Framing Prediction Problem
Prediction Problem
Our goal is to build a multiclass classification model that predicts the role or position (bot, jng, mid, sup, or top) of a player in a game. The response variable we are predicting is position, which is categorical with five distinct classes.
This problem is a multiclass classification because:
- The target variable (position) has more than two possible values.
- Each instance belongs to one of these five mutually exclusive classes.
Choice of Response Variable
We chose position as the response variable because:
- A player’s role is critical for team strategy and game performance.

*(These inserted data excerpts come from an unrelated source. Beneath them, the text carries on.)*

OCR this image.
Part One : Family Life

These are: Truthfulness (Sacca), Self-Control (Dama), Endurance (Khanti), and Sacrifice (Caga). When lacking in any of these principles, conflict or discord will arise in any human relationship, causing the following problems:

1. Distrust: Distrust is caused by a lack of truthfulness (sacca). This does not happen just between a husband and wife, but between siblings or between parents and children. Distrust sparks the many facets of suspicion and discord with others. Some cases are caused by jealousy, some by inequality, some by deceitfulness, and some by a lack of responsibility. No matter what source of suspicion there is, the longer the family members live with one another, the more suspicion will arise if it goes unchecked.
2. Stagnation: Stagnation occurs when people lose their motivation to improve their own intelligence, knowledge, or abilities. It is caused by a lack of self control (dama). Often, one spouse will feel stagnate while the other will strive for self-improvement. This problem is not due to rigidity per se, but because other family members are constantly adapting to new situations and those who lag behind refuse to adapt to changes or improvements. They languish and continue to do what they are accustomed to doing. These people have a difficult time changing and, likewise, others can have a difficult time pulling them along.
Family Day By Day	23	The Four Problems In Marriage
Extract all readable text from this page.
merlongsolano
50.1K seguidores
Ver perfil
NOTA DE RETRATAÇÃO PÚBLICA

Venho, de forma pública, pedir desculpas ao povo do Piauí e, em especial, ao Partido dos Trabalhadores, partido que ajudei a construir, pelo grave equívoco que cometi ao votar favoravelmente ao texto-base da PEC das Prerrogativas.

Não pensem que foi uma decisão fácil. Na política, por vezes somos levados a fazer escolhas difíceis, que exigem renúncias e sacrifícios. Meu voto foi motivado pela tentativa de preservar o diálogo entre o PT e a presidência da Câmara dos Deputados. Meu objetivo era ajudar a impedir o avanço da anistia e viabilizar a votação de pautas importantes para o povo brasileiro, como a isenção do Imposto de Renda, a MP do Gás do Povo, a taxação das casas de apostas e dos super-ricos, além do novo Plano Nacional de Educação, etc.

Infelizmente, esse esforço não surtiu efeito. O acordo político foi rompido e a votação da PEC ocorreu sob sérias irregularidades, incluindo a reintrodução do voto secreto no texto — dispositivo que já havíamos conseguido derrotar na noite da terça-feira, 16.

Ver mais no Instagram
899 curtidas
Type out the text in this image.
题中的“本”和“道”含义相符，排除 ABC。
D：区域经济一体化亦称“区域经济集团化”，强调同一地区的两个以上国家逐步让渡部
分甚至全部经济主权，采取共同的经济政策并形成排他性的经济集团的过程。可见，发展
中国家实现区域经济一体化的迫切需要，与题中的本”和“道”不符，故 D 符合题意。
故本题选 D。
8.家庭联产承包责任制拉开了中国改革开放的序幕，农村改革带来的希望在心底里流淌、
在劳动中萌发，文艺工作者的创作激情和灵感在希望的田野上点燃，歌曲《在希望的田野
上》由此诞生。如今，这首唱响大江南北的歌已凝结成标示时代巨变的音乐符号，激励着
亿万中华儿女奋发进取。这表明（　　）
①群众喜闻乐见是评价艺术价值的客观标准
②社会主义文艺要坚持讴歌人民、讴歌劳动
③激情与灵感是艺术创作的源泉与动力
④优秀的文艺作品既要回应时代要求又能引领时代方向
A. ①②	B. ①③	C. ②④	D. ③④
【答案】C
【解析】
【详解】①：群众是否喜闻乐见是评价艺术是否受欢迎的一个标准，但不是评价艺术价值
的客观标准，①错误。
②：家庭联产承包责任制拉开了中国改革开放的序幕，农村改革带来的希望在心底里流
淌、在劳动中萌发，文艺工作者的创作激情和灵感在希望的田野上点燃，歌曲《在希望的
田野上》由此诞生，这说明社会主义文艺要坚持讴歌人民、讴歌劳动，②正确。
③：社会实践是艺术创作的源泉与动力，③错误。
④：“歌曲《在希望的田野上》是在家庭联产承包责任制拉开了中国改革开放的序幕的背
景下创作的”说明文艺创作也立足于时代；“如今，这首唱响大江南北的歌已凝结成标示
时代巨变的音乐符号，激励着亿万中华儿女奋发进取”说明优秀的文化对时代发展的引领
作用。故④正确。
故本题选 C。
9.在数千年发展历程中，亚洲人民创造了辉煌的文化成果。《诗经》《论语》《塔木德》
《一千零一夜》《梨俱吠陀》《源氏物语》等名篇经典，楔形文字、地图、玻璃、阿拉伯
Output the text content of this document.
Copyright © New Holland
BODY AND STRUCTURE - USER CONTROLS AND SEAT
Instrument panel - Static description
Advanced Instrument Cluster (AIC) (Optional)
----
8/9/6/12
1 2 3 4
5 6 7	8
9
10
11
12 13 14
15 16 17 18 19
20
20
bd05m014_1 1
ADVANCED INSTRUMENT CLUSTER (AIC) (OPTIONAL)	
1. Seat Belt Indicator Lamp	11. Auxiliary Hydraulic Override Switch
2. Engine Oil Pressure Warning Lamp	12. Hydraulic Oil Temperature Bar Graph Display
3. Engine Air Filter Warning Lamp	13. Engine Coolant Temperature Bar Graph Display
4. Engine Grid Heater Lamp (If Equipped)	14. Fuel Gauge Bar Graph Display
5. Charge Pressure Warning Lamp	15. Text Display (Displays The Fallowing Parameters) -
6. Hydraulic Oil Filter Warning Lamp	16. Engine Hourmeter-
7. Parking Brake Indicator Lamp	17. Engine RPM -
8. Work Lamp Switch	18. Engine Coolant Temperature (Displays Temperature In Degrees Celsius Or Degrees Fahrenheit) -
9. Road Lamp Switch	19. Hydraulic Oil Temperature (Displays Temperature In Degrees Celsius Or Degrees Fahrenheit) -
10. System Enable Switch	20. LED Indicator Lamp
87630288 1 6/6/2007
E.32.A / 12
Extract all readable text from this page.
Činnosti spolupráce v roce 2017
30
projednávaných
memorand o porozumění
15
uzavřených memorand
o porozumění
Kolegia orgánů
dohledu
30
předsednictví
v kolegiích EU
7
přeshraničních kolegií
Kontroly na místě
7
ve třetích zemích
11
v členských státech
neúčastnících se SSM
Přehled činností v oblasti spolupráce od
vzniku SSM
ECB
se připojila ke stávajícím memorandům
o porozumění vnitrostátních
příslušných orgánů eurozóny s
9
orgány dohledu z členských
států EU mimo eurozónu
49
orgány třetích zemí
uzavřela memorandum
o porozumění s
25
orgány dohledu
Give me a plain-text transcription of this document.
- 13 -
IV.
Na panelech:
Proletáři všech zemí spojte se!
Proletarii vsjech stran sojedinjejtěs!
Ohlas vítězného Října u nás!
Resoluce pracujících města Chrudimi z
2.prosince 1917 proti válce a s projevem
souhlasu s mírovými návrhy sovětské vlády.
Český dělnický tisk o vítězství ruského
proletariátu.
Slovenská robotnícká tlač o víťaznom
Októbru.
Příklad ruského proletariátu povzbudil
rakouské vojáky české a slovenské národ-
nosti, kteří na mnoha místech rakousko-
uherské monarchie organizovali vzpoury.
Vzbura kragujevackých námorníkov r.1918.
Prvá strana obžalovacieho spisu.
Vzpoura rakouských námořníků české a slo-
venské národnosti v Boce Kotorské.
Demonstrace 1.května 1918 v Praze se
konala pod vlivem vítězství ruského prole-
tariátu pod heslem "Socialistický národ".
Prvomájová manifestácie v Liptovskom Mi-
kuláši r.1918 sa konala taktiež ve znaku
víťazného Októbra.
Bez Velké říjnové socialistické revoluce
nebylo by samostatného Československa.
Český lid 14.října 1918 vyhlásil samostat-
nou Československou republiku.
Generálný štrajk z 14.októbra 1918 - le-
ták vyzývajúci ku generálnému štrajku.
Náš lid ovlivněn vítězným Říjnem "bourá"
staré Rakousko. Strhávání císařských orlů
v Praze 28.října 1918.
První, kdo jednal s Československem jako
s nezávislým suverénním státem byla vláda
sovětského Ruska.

- Understanding how features like kills, assists, earned gold share, and damageshare correlate with a player’s role can provide insights into gameplay patterns.
Evaluation Metric Choice
Since we are dealing with a multiclass classification problem, our choice of evaluation metric is accuracy.
Accuracy is appropriate in this case because:
- All classes are equally important – misclassifying a bot as a jng is just as bad as misclassifying a top as a sup.
- We don’t have an imbalanced dataset – If one role had significantly fewer instances, then F1-score would be more appropriate.
- Interpretability – Accuracy is an intuitive and widely understood metric for classification problems
Features Used for Prediction
We ensured that all features used in training would be available at the time of prediction
- Kills, deaths, assists, earned gold share, damageshare are all in-game statistics that are known at any moment during the match.
- We did not include features that depend on the game’s final outcome (such as win/loss or final gold amount).